The length of time you exercise for also has an impact of your fitness.  Mixing things up is the key as it keeps the body guessing and having to adapt.  Why not combine long walks such as our two hour walks and the Nordic walking Challenge Events, with short sharp bursts of high intensity training (often referred to as HIIT).  Examples of this would be the interval training we often include in our fitness walks (where you alternate between fast walking and recovery), pace walks (where you walk at your maximum pace over a certain distance) and powering up those hills in Ashton Court and Blaise.

Intensity

Intensity refers to how hard your heart is working.  There are three broad bands:

Low intensityThis is the ideal range for warming up and cooling down before and after our Nordic walking classes as it helps to improve blood flow and circulation to your working muscles.

Moderate IntensityGreat for developing endurance and burning calories. Due to energy demands, training in this zone will cause your body to rely on both carbs and fats for energy. Overall, this is a good zone for building general fitness.

High Intensity – This is the crossover between working aerobically and anaerobically (without oxygen).  You will only be able to keep at this level for a short period of time. It takes you out of your comfort zone and improves your VO2 Max which improves your body’s ability to utilise oxygen. Hills, intervals and pace walks are likely to get you to this level.

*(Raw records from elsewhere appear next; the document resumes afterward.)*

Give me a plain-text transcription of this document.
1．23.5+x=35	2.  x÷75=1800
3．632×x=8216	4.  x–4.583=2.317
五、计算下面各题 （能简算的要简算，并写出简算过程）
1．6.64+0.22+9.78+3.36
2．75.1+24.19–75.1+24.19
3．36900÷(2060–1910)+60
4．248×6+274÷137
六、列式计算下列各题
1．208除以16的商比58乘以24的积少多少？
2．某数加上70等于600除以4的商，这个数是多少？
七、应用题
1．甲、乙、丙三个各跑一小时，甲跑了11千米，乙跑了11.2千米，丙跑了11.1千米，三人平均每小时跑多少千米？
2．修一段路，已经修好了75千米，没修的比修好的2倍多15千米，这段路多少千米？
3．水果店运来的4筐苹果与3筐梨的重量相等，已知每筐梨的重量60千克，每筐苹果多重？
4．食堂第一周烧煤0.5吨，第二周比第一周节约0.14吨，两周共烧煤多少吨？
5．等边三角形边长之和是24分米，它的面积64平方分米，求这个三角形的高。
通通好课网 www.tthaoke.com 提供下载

You can calculate the intensity of your workout in one of two ways.  Scientifically, using heart rate monitors, or by way of estimation. I particularly like something called the ‘talk test’ and think it works really well for us Nordic walkers, especially as talking is a big part of what we do!  It works like this:

  • If you can talk non-stop without having to pause for breath you are unlikely to working hard enough to improve your aerobic fitness.
  • If you can talk reasonably comfortably (5-10 words before catching your breath) you are likely to be working out at a moderately intense heart rate level.  This is what I called steady state training in my last blog. You could keep going at this rate for a while and it is great for increasing your heart capacity and overall aerobic fitness.
  • If you’re needing to take a breath every 3-5 words then that’s high intensity stuff and your heart is working pretty darn hard.  This is HITT territory.  Don’t do it for too long.
  • If you can’t actually talk at all then (unless it’s because the person next to you is chattering so much that you can’t get a word in edgeways) you’re overdoing it – so slow down before you fall down!

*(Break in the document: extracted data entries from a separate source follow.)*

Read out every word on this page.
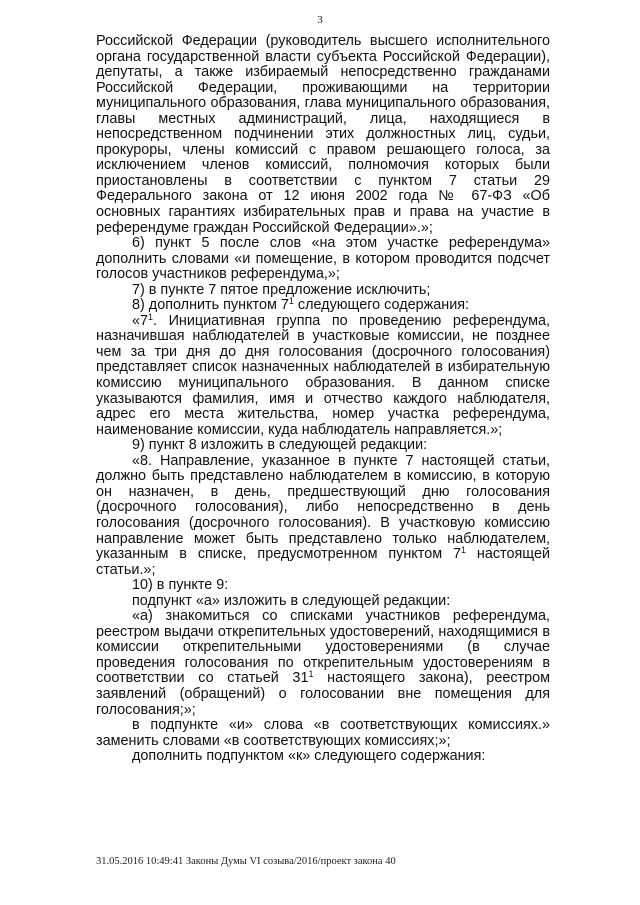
3

Российской Федерации (руководитель высшего исполнительного органа государственной власти субъекта Российской Федерации), депутаты, а также избираемый непосредственно гражданами Российской Федерации, проживающими на территории муниципального образования, глава муниципального образования, главы местных администраций, лица, находящиеся в непосредственном подчинении этих должностных лиц, судьи, прокуроры, члены комиссий с правом решающего голоса, за исключением членов комиссий, полномочия которых были приостановлены в соответствии с пунктом 7 статьи 29 Федерального закона от 12 июня 2002 года № 67-ФЗ «Об основных гарантиях избирательных прав и права на участие в референдуме граждан Российской Федерации».»;

6) пункт 5 после слов «на этом участке референдума» дополнить словами «и помещение, в котором проводится подсчет голосов участников референдума,»;

7) в пункте 7 пятое предложение исключить;

8) дополнить пунктом $7^1$ следующего содержания:

«$7^1$. Инициативная группа по проведению референдума, назначившая наблюдателей в участковые комиссии, не позднее чем за три дня до дня голосования (досрочного голосования) представляет список назначенных наблюдателей в избирательную комиссию муниципального образования. В данном списке указываются фамилия, имя и отчество каждого наблюдателя, адрес его места жительства, номер участка референдума, наименование комиссии, куда наблюдатель направляется.»;

9) пункт 8 изложить в следующей редакции:

«8. Направление, указанное в пункте 7 настоящей статьи, должно быть представлено наблюдателем в комиссию, в которую он назначен, в день, предшествующий дню голосования (досрочного голосования), либо непосредственно в день голосования (досрочного голосования). В участковую комиссию направление может быть представлено только наблюдателем, указанным в списке, предусмотренном пунктом $7^1$ настоящей статьи.»;

10) в пункте 9:

подпункт «а» изложить в следующей редакции:

«а) знакомиться со списками участников референдума, реестром выдачи открепительных удостоверений, находящимися в комиссии открепительными удостоверениями (в случае проведения голосования по открепительным удостоверениям в соответствии со статьей $31^1$ настоящего закона), реестром заявлений (обращений) о голосовании вне помещения для голосования;»;

в подпункте «и» слова «в соответствующих комиссиях.» заменить словами «в соответствующих комиссиях;»;

дополнить подпунктом «к» следующего содержания:

31.05.2016 10:49:41 Законы Думы VI созыва/2016/проект закона 40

Below is a chart which you might find helpful.  RPE stands for rate of perceived exertion and is another way of estimating how hard your heart is working.

Level of Intensity

RPE

Physical Cues

Low

Easy

Does not induce sweating unless it’s a hot, humid day. There is no noticeable change in breathing patterns.

Moderate

Somewhat hard

Will break a sweat after performing the activity for about 10 minutes. Breathing becomes deeper and more frequent. You can carry on a conversation but not sing.

High

Hard

Will break a sweat after 3-5 minutes. Breathing is deep and rapid. You can only talk in short phrases.

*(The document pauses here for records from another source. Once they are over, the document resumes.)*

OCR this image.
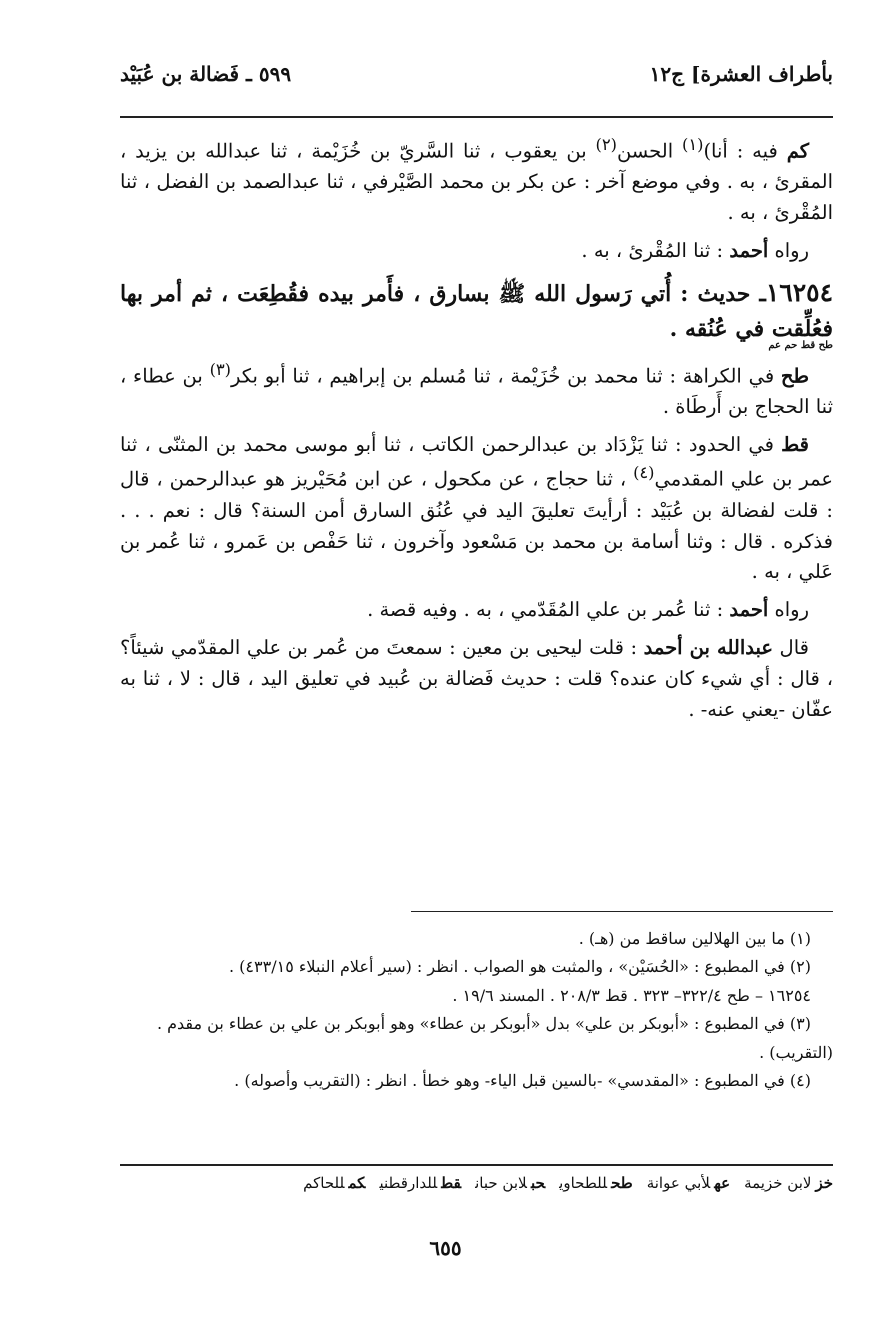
بأطراف العشرة] ج١٢
٥٩٩ ـ فَضالة بن عُبَيْد

كم فيه : أنا)$^{(١)}$ الحسن$^{(٢)}$ بن يعقوب ، ثنا السَّريّ بن خُزَيْمة ، ثنا عبدالله بن يزيد ، المقرئ ، به . وفي موضع آخر : عن بكر بن محمد الصَّيْرفي ، ثنا عبدالصمد بن الفضل ، ثنا المُقْرئ ، به .

رواه أحمد : ثنا المُقْرئ ، به .

١٦٢٥٤ـ حديث : أُتي رَسول الله ﷺ بسارق ، فأَمر بيده فقُطِعَت ، ثم أمر بها فعُلِّقت في عُنُقه .
طح قط حم عم

طح في الكراهة : ثنا محمد بن خُزَيْمة ، ثنا مُسلم بن إبراهيم ، ثنا أبو بكر$^{(٣)}$ بن عطاء ، ثنا الحجاج بن أَرطَاة .

قط في الحدود : ثنا يَزْدَاد بن عبدالرحمن الكاتب ، ثنا أبو موسى محمد بن المثنّى ، ثنا عمر بن علي المقدمي$^{(٤)}$ ، ثنا حجاج ، عن مكحول ، عن ابن مُحَيْريز هو عبدالرحمن ، قال : قلت لفضالة بن عُبَيْد : أرأيتَ تعليقَ اليد في عُنُق السارق أمن السنة؟ قال : نعم . . . فذكره . قال : وثنا أسامة بن محمد بن مَسْعود وآخرون ، ثنا حَفْص بن عَمرو ، ثنا عُمر بن عَلي ، به .

رواه أحمد : ثنا عُمر بن علي المُقَدّمي ، به . وفيه قصة .

قال عبدالله بن أحمد : قلت ليحيى بن معين : سمعتَ من عُمر بن علي المقدّمي شيئاً؟ ، قال : أي شيء كان عنده؟ قلت : حديث فَضالة بن عُبيد في تعليق اليد ، قال : لا ، ثنا به عفّان -يعني عنه- .

(١) ما بين الهلالين ساقط من (هـ) .

(٢) في المطبوع : «الحُسَيْن» ، والمثبت هو الصواب . انظر : (سير أعلام النبلاء ٤٣٣/١٥) .

١٦٢٥٤ – طح ٣٢٢/٤– ٣٢٣ . قط ٢٠٨/٣ . المسند ١٩/٦ .

(٣) في المطبوع : «أبوبكر بن علي» بدل «أبوبكر بن عطاء» وهو أبوبكر بن علي بن عطاء بن مقدم . (التقريب) .

(٤) في المطبوع : «المقدسي» -بالسين قبل الياء- وهو خطأ . انظر : (التقريب وأصوله) .

خزلابن خزيمةعهلأبي عوانةطحللطحاويحبلابن حبانقطللدارقطنيكمللحاكم
٦٥٥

If you have a heart rate monitor then you can calculate the intensity of your workout using that. It’s all based on your maximum heart rate.  There are lots of sophisticated ways of working this out (look them up online if you’re interested) but a simple method is simply to deduct your age from 220.  So the max heart rate of a 50 year old would be 220-50 = 170 beats per minute. 

Low intensity is 50-70% of heart rate max, moderate intensity 70-80% heart rate max and high intensity 80-90% heart rate max.  Above this and you get into trouble – unless you’re an elite athlete.  The table below gives you some parameters for your heart rate exercise zones based on age. ‘Beginner’ equates to low intensity, ‘Intermediate’ to moderate intensity and ‘Advanced’ to high intensity.

 

  • Some medication, particularly that to lower blood pressure, actually suppresses heart rate.  In these circumstances you cannot use heart rate as an accurate measure for how hard you are working.  Rely on the talk test or RPE instead.